BY AKANKSHA DEAN
The Most Admirable Andrew Holness, Prime Minister of Jamaica conveyed an influential and solicitous opening dialogue explaining the importance of awareness and resilience. “The recovery of the global tourism industry is a serious component of the overall pace of economic revival but particularly for the most tourism reliant regions of the world”. He continued, “the pandemic has fetched a gamble for shareholders to network more closely, to identify best practices, stratagems and modernisation that will endorse the recovery and build overall resilience for the future.”
Orators from the civic and private divisions pencilled on their experiences to share with the international spectators of travel and finance specialists. Minister Bartlett’s mission is to ensure the industry is distributing through action and deeds and he made that copiously clear.
Four premeditated actions were publicised, the inauguration of a campaign to name February 17 as internationally accepted, Global Tourism Resilience Day. It is an enterprise that will take a year in the making but has already commenced with the provision of the United Nations and key trade associations across the globe. Thus, adding to global cognizance of the travel and tourism industry but drawing emphasis to preparedness and resilience undertakings. The second action was the declaration of the ambitious development plans of the GTRCMC. Two agreements were endorsed with Canada and Bulgaria and a third was endorsed in Jordan on the 20th of February to institute remote Centres.

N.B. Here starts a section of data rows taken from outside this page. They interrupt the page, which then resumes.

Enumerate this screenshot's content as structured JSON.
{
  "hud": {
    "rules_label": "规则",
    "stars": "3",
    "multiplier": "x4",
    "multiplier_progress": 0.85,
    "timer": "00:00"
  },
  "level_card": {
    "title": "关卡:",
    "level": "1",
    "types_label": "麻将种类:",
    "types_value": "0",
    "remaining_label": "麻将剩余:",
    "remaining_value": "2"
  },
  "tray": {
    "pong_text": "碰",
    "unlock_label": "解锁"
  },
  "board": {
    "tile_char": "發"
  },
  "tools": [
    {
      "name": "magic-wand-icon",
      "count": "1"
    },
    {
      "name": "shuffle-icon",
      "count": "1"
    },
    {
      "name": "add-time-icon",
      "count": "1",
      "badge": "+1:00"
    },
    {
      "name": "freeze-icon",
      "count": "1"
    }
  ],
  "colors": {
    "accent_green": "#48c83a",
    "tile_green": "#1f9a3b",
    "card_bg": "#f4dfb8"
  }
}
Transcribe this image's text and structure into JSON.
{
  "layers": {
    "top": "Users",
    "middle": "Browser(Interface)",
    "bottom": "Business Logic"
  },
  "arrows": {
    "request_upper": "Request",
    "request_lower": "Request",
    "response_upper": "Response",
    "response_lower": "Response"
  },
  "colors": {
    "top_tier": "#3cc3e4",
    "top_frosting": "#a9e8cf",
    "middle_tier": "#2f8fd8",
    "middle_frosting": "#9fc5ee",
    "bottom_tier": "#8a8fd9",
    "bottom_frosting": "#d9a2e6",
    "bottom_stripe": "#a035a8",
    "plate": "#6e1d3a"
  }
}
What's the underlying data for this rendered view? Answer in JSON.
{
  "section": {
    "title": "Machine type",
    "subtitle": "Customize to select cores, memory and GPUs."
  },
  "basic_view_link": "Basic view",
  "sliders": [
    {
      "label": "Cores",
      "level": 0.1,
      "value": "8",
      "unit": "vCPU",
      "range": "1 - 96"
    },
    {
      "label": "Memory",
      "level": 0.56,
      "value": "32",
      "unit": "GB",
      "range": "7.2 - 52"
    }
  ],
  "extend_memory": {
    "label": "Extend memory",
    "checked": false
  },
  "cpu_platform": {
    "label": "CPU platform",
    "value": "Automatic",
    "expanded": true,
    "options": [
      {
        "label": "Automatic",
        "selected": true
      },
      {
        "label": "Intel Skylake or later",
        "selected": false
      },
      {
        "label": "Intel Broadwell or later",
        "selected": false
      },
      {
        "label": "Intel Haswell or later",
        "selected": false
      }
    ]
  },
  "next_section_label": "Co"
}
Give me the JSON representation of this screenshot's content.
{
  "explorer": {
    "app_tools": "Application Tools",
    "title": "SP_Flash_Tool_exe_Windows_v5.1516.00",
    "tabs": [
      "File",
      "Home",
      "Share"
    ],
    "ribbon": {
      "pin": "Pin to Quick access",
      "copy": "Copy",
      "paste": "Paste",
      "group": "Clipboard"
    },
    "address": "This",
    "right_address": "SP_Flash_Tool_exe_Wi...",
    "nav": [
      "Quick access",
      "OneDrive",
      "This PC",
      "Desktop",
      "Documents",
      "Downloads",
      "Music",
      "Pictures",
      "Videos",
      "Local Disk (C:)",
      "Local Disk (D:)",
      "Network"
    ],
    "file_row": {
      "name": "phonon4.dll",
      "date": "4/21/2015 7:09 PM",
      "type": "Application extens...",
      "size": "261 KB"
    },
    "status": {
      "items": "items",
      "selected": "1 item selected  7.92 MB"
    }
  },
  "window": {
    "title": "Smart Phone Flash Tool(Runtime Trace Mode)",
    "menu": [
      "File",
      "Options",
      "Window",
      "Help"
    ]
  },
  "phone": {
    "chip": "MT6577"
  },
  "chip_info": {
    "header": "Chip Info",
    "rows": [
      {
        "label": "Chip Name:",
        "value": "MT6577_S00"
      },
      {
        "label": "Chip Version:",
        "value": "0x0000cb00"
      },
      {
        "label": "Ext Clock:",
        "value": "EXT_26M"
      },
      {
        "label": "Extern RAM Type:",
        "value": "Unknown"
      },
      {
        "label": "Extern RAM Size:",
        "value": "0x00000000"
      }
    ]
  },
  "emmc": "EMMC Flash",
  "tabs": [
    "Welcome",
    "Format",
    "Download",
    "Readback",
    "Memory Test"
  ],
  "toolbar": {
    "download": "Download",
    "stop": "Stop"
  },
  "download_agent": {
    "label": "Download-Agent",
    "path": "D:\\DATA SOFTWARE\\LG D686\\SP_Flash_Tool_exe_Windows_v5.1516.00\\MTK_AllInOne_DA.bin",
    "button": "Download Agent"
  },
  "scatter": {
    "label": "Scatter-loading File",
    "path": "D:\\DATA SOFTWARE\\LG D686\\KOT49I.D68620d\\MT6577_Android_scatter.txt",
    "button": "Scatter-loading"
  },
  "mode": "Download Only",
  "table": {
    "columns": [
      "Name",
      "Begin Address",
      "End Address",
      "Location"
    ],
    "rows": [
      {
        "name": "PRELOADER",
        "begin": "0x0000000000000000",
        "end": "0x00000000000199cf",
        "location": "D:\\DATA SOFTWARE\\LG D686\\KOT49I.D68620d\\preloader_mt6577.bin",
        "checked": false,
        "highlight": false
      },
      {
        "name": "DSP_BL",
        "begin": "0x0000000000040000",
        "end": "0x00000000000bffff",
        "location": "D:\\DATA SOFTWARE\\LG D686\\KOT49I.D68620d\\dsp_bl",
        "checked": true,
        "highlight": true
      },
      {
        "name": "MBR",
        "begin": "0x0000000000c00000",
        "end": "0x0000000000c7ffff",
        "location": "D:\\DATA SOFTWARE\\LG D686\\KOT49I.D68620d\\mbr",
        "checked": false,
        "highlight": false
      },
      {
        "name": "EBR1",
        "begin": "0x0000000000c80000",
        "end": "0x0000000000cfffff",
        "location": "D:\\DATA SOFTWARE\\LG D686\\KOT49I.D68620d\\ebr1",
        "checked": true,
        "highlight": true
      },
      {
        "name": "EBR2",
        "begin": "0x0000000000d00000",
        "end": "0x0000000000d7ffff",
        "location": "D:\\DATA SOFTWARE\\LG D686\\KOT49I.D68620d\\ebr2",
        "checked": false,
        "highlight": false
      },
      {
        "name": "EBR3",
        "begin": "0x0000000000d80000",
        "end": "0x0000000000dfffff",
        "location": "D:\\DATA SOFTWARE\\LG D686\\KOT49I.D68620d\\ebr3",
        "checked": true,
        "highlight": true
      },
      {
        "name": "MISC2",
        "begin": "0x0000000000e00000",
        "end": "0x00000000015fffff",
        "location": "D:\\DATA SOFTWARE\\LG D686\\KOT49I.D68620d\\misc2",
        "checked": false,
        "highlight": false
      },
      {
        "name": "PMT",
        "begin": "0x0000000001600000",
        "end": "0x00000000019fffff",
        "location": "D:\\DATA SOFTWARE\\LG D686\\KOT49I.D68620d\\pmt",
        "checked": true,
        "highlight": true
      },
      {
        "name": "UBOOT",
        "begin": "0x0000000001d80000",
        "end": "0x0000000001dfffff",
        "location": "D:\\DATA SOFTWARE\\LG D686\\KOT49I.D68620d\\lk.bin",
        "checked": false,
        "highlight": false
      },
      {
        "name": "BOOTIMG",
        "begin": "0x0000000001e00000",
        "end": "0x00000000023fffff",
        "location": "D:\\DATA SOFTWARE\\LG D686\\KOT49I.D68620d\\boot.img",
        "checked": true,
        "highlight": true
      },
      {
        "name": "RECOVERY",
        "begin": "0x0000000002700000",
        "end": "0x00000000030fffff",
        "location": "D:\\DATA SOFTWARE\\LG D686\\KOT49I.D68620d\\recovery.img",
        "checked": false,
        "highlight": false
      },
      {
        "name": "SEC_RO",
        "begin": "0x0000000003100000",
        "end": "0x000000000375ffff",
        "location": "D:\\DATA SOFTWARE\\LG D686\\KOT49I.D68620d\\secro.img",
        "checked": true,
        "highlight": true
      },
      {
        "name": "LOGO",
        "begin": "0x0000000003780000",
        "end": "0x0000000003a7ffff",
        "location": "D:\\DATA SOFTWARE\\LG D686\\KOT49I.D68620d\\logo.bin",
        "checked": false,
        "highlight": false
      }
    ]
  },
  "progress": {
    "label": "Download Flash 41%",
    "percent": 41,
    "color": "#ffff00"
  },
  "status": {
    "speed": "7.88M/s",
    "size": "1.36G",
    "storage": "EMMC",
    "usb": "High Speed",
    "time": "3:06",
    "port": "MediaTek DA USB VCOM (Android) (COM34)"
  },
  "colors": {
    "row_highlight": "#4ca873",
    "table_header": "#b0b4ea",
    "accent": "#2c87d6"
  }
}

The third deed was the revelation of a book published on resilience entitled, “Tourism Resilience and Recovery for Global Sustainability and Development” which is an alliance of PhD and graduate students with the forward by former UNWTO Secretary General, Dr. Taleb Rifai and edited by Professor Lloyd Waller, Executive Director of the GTRCMC and Minister Bartlett. And finally, not the least of which is Minister’s vision to generate a global tourism fund from where destinations or industry participants with inadequate resources can draw support in the case of disruption. An assembly of actions that are as great in scale as the accomplishments ahead. The spokespersons of the forum restated those disruptions will be ongoing so industry retorts must be idealistic and persistent to meet the challenges.
“Before the endemic, no one talked about resilience – sustainability was the chief subject. We have counterfeit ahead through these perilous actions of expansion, thought leadership, publication and Global Tourism Resilience Day,” concluded Minister Bartlett. But with a smile and an eye of more to come, he beamed at the audience thinking of “the formation of an international fund, global multi-national sustenance and subsidy movements, new tool expansion, technical novelties, dealings and publications. We will endeavour to affect the lives and livelihoods of millions for the better.”